La guerra ha causato anche molti feriti e ha impedito a chi era malato di curarsi: dopo l’accordo c’è la possibilità anche di avere più cure all’interno della Striscia o di uscire per farsi curare altrove? Qualcosa è cambiato?

In questi due anni è stato molto difficile aiutare chi aveva bisogno di cure. Era difficile uscire, era impossibile entrare a Gaza. Siamo riusciti a fare uscire con molta difficoltà molti bambini e i loro accompagnatori. Dopo l’accordo, c’è possibilità di uscire, ma è una possibilità che va gestita cercando di aiutare i casi più gravi. Le necessità sanitarie sono tantissime e gli ospedali sono stati distrutti o hanno subito gravi danni.

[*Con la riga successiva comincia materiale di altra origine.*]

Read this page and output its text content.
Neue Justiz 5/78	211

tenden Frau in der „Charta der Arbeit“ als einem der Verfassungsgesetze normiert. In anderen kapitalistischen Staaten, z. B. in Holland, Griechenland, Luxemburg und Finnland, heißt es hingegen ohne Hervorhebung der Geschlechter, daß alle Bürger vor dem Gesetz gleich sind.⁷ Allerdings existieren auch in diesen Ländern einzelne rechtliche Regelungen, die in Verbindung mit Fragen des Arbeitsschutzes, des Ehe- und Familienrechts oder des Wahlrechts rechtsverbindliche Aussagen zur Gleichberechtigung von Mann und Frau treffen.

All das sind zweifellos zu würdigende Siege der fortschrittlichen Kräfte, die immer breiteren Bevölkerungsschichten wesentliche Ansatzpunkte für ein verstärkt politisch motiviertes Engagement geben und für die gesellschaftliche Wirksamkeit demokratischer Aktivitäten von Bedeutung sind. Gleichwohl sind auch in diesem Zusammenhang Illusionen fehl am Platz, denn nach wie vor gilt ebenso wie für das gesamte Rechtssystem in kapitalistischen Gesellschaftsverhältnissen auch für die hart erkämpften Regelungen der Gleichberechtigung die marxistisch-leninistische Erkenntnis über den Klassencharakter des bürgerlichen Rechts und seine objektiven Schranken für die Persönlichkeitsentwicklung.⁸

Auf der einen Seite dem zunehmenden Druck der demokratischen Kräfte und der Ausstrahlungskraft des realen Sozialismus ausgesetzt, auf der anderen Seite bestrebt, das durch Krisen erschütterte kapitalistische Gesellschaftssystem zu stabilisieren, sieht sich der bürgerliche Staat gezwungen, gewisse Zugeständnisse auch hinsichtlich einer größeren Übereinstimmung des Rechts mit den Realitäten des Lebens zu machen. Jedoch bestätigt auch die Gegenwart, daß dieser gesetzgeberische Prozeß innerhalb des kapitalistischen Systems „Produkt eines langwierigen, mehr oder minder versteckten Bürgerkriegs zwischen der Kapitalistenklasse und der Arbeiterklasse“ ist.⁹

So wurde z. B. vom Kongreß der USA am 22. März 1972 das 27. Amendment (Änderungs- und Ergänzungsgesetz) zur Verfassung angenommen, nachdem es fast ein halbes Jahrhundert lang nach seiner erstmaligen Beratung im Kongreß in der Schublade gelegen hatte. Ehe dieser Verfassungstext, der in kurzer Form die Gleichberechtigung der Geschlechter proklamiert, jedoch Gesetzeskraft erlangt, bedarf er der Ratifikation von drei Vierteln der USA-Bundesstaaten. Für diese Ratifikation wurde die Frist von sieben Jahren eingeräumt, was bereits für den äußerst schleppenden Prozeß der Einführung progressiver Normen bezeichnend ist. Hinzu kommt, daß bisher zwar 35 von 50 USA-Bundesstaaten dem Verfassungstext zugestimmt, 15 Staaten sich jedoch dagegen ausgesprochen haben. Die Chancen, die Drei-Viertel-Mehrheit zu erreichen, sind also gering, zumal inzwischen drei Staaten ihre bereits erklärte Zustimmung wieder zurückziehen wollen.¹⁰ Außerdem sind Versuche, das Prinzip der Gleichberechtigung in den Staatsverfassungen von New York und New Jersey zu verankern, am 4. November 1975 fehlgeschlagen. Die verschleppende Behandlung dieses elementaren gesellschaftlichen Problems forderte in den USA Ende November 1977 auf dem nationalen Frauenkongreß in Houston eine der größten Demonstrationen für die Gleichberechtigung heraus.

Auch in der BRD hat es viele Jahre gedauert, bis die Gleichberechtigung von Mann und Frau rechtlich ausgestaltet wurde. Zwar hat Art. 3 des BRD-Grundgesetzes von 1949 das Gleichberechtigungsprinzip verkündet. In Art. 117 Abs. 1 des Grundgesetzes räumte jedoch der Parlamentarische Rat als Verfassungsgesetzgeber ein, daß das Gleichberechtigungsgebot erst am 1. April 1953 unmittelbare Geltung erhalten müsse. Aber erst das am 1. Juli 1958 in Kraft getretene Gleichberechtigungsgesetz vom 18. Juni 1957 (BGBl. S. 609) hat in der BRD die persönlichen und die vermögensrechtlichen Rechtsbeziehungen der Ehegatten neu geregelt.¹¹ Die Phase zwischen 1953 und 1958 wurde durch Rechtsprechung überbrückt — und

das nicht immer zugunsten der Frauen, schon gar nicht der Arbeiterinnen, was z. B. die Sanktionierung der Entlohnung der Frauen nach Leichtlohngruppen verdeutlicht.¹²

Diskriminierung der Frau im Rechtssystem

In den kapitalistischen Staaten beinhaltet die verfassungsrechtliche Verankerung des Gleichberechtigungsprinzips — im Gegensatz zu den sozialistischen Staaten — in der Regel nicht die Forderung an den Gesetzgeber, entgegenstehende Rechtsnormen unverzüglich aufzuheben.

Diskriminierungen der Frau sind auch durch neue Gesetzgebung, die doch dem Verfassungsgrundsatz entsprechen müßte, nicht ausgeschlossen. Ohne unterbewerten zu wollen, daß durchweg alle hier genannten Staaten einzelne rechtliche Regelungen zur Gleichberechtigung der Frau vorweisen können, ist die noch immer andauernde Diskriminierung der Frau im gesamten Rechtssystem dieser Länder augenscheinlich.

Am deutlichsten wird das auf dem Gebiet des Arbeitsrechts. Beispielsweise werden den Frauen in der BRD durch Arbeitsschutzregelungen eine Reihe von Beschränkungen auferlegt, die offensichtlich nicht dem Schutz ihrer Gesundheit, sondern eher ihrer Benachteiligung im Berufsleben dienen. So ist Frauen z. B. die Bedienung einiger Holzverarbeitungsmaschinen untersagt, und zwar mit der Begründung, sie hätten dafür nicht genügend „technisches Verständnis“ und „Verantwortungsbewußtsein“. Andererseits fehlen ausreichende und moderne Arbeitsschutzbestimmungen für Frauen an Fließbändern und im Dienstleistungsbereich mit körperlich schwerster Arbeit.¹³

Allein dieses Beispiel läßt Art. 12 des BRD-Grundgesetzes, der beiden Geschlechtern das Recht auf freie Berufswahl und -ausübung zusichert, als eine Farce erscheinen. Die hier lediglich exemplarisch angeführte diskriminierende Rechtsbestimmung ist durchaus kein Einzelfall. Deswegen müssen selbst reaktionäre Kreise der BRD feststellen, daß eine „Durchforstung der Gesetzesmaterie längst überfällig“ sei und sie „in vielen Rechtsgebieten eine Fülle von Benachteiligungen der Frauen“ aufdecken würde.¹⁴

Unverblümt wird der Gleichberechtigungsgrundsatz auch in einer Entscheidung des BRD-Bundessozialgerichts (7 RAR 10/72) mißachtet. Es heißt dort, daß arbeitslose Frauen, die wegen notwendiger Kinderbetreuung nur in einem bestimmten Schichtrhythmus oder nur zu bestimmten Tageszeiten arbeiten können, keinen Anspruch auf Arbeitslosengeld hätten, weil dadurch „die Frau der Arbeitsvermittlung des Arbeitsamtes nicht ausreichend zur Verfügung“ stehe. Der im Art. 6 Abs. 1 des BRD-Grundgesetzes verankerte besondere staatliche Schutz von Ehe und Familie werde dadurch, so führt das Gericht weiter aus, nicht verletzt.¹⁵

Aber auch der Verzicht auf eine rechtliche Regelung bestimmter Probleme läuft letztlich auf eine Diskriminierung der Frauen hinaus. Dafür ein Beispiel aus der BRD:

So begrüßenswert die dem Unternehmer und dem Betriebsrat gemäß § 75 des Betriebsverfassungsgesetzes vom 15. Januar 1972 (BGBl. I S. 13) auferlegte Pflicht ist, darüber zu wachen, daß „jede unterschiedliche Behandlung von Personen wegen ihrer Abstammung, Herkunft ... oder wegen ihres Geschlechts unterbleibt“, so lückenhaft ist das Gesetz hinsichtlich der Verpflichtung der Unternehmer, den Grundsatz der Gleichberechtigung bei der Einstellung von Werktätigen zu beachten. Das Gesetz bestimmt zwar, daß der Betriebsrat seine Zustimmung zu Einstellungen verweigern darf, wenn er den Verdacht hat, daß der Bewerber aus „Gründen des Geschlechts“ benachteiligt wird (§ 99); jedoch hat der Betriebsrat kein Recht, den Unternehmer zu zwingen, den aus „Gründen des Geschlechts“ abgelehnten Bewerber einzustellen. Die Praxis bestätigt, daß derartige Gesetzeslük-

Penso ci voglia tempo e organizzazione per vedere risultati concreti. L’importante è che si inizi ad aiutare e a curare.

Molti dopo la tregua si sono spostati verso le loro zone di provenienza, ritornando a quello che resta delle loro case. Alla difficoltà di far arrivare gli aiuti si aggiunge anche quella di raggiungere queste persone?

Le difficoltà di movimento a Gaza sono enormi, non esistono strade, non esistono punti di riferimento. Alcuni parrocchiani rifugiati nella Chiesa della Sacra Famiglia a Gaza sono usciti per andare a cercare le loro case, ma si sono persi fra le macerie. Non sono riusciti a riconoscere nulla, tutto è stato distrutto, non ci sono più neanche gli alberi o altri segni di vita della natura a Gaza. Sarà molto difficile ricostruire Gaza, sarà ancora più difficile ricostruire le persone, ma bisogna ricordare il passato per costruire il futuro. Continuiamo a credere, a pregare, a sperare.